2.38      describe simple tests for the anions:

i           Cl−, Br− and I−, using dilute nitric acid and silver nitrate solution

Silver chloride is insoluble in water (see Section 4.6).  Silver bromide and silver iodide are also insoluble.  Adding silver nitrate solution to a solution containing these ions will produce a precipitate of the insoluble silver halide.  The solution must be acidified in case there are any hydroxide or carbonate ions present that would also give a precipitate with the silver ions.
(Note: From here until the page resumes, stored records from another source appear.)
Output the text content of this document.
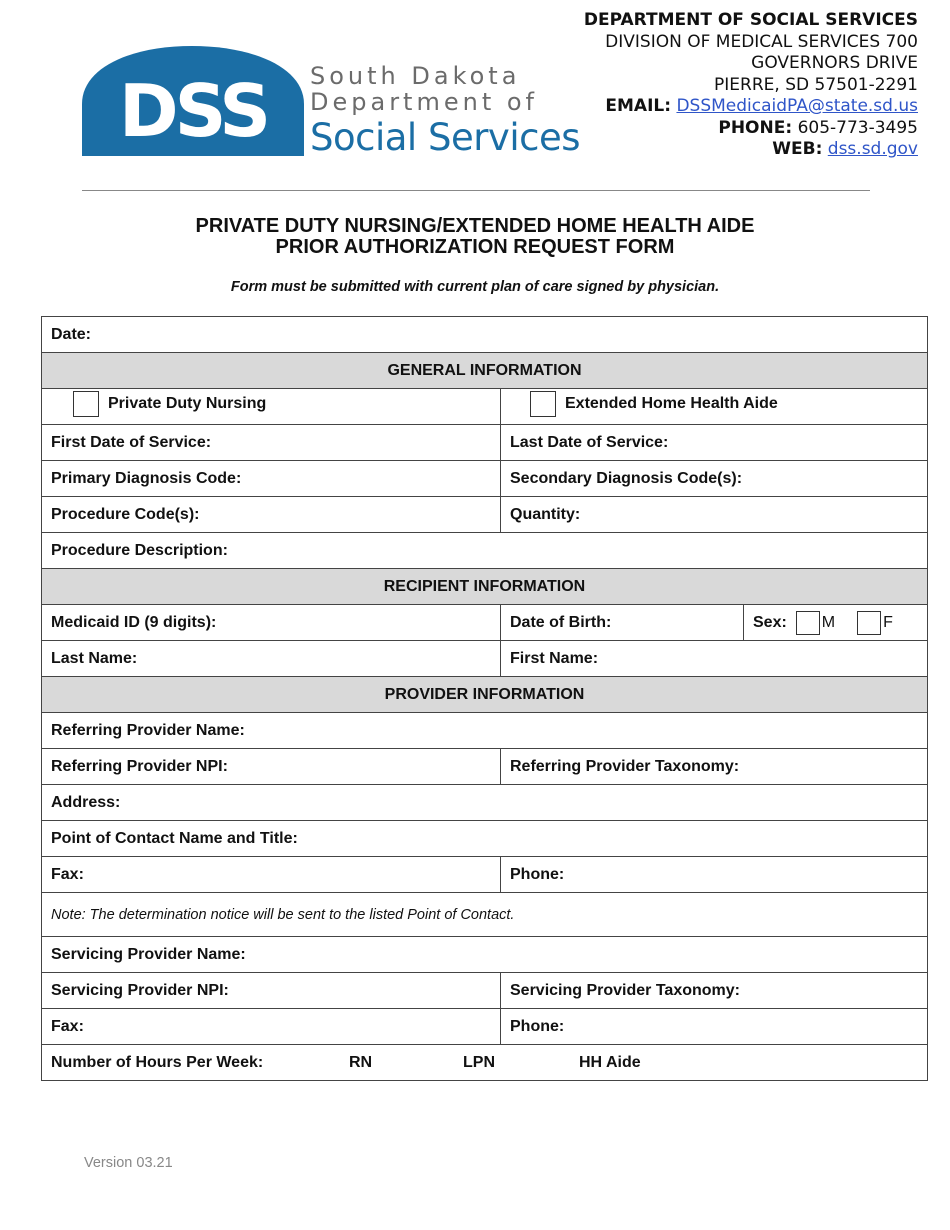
DSS South Dakota
Department of
Social Services
DEPARTMENT OF SOCIAL SERVICES
DIVISION OF MEDICAL SERVICES 700
GOVERNORS DRIVE
PIERRE, SD 57501-2291
EMAIL: DSSMedicaidPA@state.sd.us
PHONE: 605-773-3495
WEB: dss.sd.gov
PRIVATE DUTY NURSING/EXTENDED HOME HEALTH AIDE
PRIOR AUTHORIZATION REQUEST FORM
Form must be submitted with current plan of care signed by physician.
Date:		
GENERAL INFORMATION		

Private Duty Nursing	Extended Home Health Aide	

First Date of Service:	Last Date of Service:	
Primary Diagnosis Code:	Secondary Diagnosis Code(s):	
Procedure Code(s):	Quantity:	
Procedure Description:		
RECIPIENT INFORMATION		
Medicaid ID (9 digits):	Date of Birth:	Sex: M F

Last Name:	First Name:	
PROVIDER INFORMATION		
Referring Provider Name:		
Referring Provider NPI:	Referring Provider Taxonomy:	
Address:		
Point of Contact Name and Title:		
Fax:	Phone:	
Note: The determination notice will be sent to the listed Point of Contact.		
Servicing Provider Name:		
Servicing Provider NPI:	Servicing Provider Taxonomy:	
Fax:	Phone:	

Number of Hours Per Week: RN LPN HH Aide		
Version 03.21
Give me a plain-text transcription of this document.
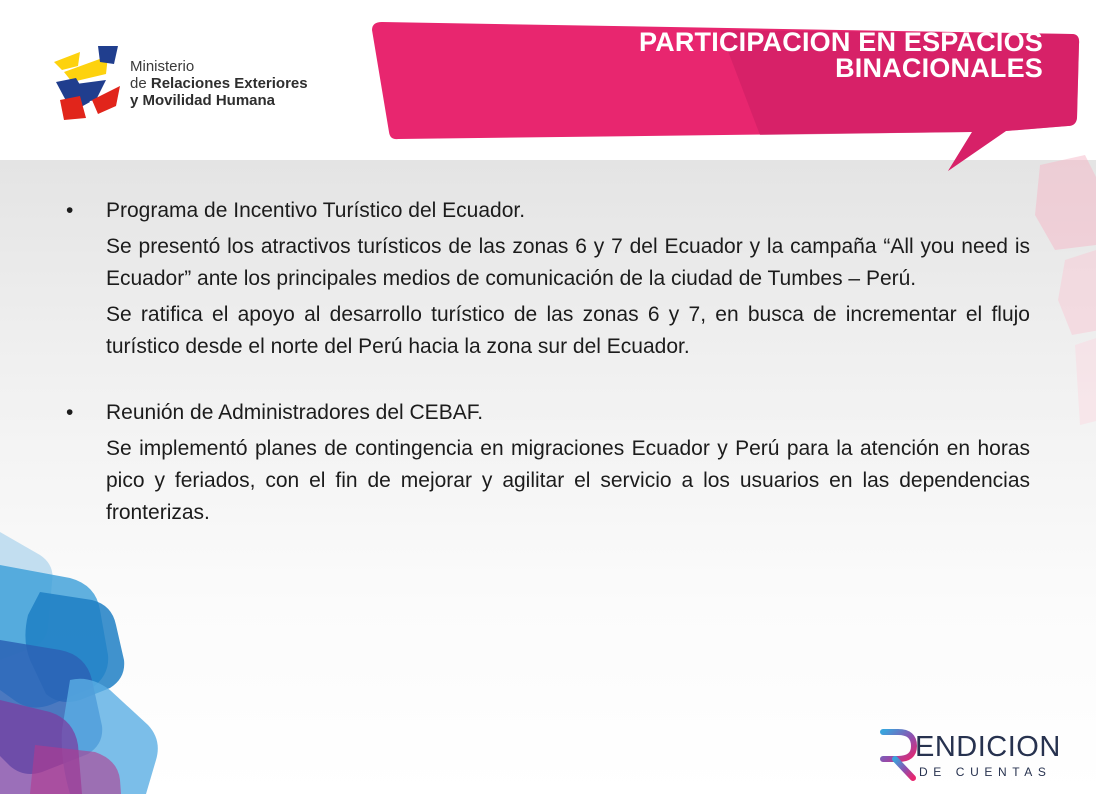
Ministerio
de Relaciones Exteriores
y Movilidad Humana
PARTICIPACION EN ESPACIOS
BINACIONALES
• Programa de Incentivo Turístico del Ecuador.

Se presentó los atractivos turísticos de las zonas 6 y 7 del Ecuador y la campaña “All you need is Ecuador” ante los principales medios de comunicación de la ciudad de Tumbes – Perú.

Se ratifica el apoyo al desarrollo turístico de las zonas 6 y 7, en busca de incrementar el flujo turístico desde el norte del Perú hacia la zona sur del Ecuador.

• Reunión de Administradores del CEBAF.

Se implementó planes de contingencia en migraciones Ecuador y Perú para la atención en horas pico y feriados, con el fin de mejorar y agilitar el servicio a los usuarios en las dependencias fronterizas.

ENDICION
DE CUENTAS
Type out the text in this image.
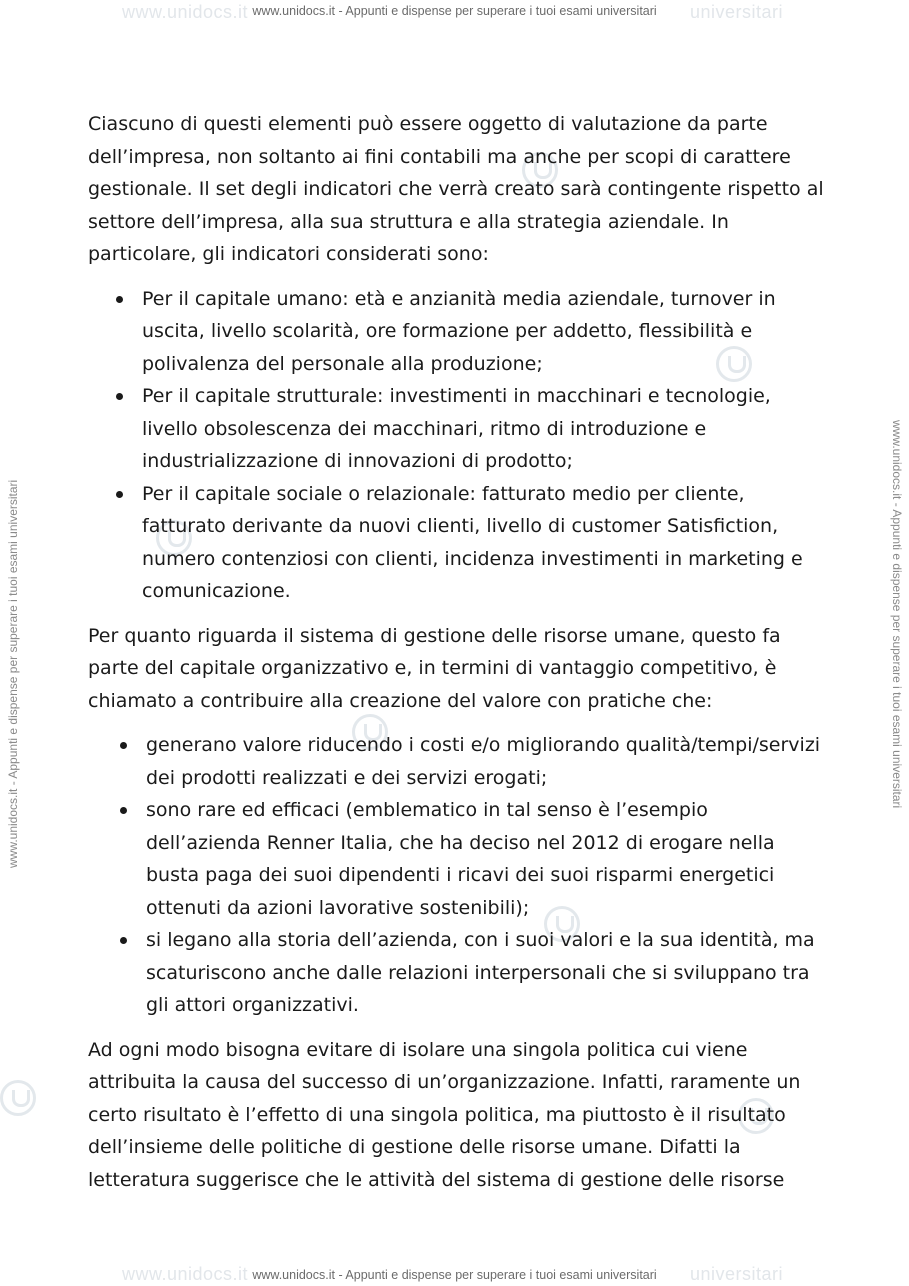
www.unidocs.it	universitari
www.unidocs.it	universitari
www.unidocs.it - Appunti e dispense per superare i tuoi esami universitari
www.unidocs.it - Appunti e dispense per superare i tuoi esami universitari
www.unidocs.it - Appunti e dispense per superare i tuoi esami universitari	www.unidocs.it - Appunti e dispense per superare i tuoi esami universitari

Ciascuno di questi elementi può essere oggetto di valutazione da parte dell’impresa, non soltanto ai fini contabili ma anche per scopi di carattere gestionale. Il set degli indicatori che verrà creato sarà contingente rispetto al settore dell’impresa, alla sua struttura e alla strategia aziendale. In particolare, gli indicatori considerati sono:

Per il capitale umano: età e anzianità media aziendale, turnover in uscita, livello scolarità, ore formazione per addetto, flessibilità e polivalenza del personale alla produzione;
Per il capitale strutturale: investimenti in macchinari e tecnologie, livello obsolescenza dei macchinari, ritmo di introduzione e industrializzazione di innovazioni di prodotto;
Per il capitale sociale o relazionale: fatturato medio per cliente, fatturato derivante da nuovi clienti, livello di customer Satisfiction, numero contenziosi con clienti, incidenza investimenti in marketing e comunicazione.

Per quanto riguarda il sistema di gestione delle risorse umane, questo fa parte del capitale organizzativo e, in termini di vantaggio competitivo, è chiamato a contribuire alla creazione del valore con pratiche che:

generano valore riducendo i costi e/o migliorando qualità/tempi/servizi dei prodotti realizzati e dei servizi erogati;
sono rare ed efficaci (emblematico in tal senso è l’esempio dell’azienda Renner Italia, che ha deciso nel 2012 di erogare nella busta paga dei suoi dipendenti i ricavi dei suoi risparmi energetici ottenuti da azioni lavorative sostenibili);
si legano alla storia dell’azienda, con i suoi valori e la sua identità, ma scaturiscono anche dalle relazioni interpersonali che si sviluppano tra gli attori organizzativi.

Ad ogni modo bisogna evitare di isolare una singola politica cui viene attribuita la causa del successo di un’organizzazione. Infatti, raramente un certo risultato è l’effetto di una singola politica, ma piuttosto è il risultato dell’insieme delle politiche di gestione delle risorse umane. Difatti la letteratura suggerisce che le attività del sistema di gestione delle risorse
Take a few cm3 of the sample to be tested. Add a similar volume of dilute nitric acid. Then add a few drops of silver nitrate solution and look for a precipitate.
chloride (Cl-)	white precipitate of silver chloride Ag+(aq) + Cl-(aq) → AgCl(s)
bromide (Br-)	cream precipitate of silver bromide Ag+(aq) + Br-(aq) → AgBr(s)
iodide (I-)	yellow precipitate of silver iodide Ag+(aq) + I-(aq) → AgI(s)

ii          SO42−, using dilute hydrochloric acid and barium chloride solution

Barium sulfate is insoluble (see Section 4.6).  A white precipitate of barium sulfate will form if a solution of barium chloride is added to a solution containing sulfate ions.  The solution must be acidified in case there are any carbonate ions present that would also give a precipitate with the barium ions.  Take a few cm3 of the sample to be tested.  Add a similar volume of dilute hydrochloric acid.  Then add a few drops of barium chloride solution.

Ba2+(aq)   +   SO42−(aq)  ®     BaSO4(s)

iii         CO32−, using dilute hydrochloric acid and identifying the carbon dioxide evolved

If carbonate ions are present, carbon dioxide gas will be given off when dilute HCl is added. Take a few cm3 of the sample to be tested.  Add a similar volume of dilute hydrochloric acid.  Bubble the gas evolved through limewater and the limewater will turn milky.

This test will also work on a solid sample of a carbonate.  (See Section 4.5)

CO32-(aq) + 2H+(aq)  → CO2(g)   +   H2O(l)